I didn't get that chance by barraging them with questions, but by working alongside of them as friends. By sharing my life with them. By simply being friends.
And I pray. Not only for them, but for me. For understanding. For love. But they are easy to love. I want to be able to understand, to be able to have answers within myself first so I even know how to pray.
I hurt for them. Both of them previously married to men, to extremely abusive men, who they left. After they left, they "realized that they were lesbians" and came out, developed relationships with other women, and married them.
In some ways, I understand them.
I also realize that my two friends did not make a decision to be lesbian out of a sheer hate of God's laws and a desire to thumb their nose at God.
They made that decision out of prolonged, deep personal pain.
And I am not going to add to their pain by harshly judging them.
I will say, just so you all are clear, that I am not re-thinking my faith to the point that I say homosexuality is not wrong. It is wrong. Just like anger, greed, immorality, and stealing are wrong.
But I will not judge them in hate. I will not say that they must hate God because what they are doing. I don't believe they do. One has a belief in God and a desire to know Him. She is sinning. But so are my other colleagues who are out drinking and partying on the weekend and sleeping around. God doesn't make distinctions between sinners.

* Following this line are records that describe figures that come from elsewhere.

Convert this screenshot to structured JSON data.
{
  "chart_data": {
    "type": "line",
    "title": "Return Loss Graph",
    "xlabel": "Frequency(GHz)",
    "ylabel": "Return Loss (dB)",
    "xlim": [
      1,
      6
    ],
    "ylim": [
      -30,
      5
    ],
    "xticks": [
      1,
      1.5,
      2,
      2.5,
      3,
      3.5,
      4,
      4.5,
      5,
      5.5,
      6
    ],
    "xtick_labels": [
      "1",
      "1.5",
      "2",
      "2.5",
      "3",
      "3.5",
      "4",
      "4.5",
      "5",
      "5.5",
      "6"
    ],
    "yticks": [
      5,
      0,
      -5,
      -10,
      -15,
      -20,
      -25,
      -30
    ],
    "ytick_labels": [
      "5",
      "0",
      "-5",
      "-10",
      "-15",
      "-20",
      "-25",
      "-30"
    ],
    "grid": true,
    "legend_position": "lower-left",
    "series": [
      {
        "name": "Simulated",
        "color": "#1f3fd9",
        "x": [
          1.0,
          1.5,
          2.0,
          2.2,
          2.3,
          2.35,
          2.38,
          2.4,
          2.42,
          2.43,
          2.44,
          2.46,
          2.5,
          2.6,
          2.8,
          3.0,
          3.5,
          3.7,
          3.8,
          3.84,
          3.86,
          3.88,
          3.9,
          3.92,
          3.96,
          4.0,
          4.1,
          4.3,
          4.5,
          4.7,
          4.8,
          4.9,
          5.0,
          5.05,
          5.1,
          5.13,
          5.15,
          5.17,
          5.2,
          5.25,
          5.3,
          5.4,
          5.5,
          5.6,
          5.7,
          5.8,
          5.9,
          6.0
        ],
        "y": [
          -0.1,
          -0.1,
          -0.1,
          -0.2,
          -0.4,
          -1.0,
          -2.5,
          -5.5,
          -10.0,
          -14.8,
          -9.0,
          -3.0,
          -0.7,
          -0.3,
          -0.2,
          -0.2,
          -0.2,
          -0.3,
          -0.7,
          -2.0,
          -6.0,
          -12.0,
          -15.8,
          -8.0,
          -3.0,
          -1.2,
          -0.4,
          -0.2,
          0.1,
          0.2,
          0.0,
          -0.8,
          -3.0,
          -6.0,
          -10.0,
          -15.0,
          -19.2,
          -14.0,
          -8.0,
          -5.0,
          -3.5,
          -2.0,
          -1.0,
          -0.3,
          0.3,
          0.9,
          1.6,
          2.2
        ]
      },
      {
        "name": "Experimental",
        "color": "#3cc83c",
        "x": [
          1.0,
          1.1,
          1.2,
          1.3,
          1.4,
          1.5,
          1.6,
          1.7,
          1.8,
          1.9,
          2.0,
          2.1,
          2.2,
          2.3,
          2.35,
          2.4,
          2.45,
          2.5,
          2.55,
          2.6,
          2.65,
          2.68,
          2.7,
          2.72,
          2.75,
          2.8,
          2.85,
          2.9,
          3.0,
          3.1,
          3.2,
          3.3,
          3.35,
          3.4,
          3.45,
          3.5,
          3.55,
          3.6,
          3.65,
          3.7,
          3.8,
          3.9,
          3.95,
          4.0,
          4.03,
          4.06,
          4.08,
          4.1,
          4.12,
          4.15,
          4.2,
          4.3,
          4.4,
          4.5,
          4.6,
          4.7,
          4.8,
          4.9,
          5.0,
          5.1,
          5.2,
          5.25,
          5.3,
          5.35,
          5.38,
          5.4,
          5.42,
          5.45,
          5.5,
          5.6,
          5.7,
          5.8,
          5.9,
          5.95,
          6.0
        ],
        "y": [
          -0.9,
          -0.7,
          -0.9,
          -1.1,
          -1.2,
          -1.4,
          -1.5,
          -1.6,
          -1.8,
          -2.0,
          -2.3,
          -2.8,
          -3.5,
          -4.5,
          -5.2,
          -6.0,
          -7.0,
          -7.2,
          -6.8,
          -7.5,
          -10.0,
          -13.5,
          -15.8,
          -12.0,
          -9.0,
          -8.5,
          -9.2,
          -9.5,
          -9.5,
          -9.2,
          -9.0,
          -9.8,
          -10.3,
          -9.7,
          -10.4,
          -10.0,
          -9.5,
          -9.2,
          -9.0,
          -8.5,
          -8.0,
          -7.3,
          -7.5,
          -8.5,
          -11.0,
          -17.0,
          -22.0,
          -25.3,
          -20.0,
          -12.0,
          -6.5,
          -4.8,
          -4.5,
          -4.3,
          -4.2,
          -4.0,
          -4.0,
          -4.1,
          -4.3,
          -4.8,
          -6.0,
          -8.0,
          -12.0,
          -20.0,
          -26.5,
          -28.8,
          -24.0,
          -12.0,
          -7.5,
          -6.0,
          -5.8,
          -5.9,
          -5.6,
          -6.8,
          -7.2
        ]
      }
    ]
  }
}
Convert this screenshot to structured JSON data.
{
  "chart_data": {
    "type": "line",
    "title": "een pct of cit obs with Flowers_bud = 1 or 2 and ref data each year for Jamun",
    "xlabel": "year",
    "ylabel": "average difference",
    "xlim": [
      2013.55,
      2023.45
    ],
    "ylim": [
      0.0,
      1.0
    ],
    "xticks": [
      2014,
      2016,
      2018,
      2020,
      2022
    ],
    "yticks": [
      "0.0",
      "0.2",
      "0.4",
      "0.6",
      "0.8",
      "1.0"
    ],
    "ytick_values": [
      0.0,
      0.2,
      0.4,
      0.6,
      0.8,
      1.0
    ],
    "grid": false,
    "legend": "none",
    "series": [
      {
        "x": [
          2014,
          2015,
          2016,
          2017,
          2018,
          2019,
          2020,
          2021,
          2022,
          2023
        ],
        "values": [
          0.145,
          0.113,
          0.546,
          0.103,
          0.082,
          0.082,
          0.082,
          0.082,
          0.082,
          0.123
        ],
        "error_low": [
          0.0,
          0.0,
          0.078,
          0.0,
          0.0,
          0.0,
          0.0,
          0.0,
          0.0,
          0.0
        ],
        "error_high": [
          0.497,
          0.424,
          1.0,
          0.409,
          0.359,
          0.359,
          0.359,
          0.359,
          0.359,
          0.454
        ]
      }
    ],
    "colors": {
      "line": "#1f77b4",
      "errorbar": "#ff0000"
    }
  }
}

I want to understand their hearts, and what it is in any of us - because they are like us - that could cause us to make that decision. And, more importantly, what do they need to know about God that will allow them to begin to seek Him.
This article I read was the first one that spoke to those questions. That allowed me to think and say, "yes, this makes sense." I'll share it with you when I've re-read it and thought it through.
In the meantime, if I could speak to the church, I would want to say, "Love the next gay or lesbian person you meet. Smile at them. Defend their rights, protect them from harm. Get to know them - honestly, not from a superior attitude. You might surprise yourself and learn to love them. Jesus does."
I sometimes wonder if we as a church are more responsible for the over-the-top in-your-face attitude of some gays than we are willing to consider. If anyone lives in a culture of fear and hate for an extended period of time, it is going to have an effect on how they act. And all this crass display may just be a cry of pain of being so rejected so long that they're angry and hurt, and now they lash out in that and "get in our faces".
I know what that feels like - to want to lash out because I am tired of being judged and hurt.
What if we loved instead?
1 comment:
it has to be love...cuz hate is not working.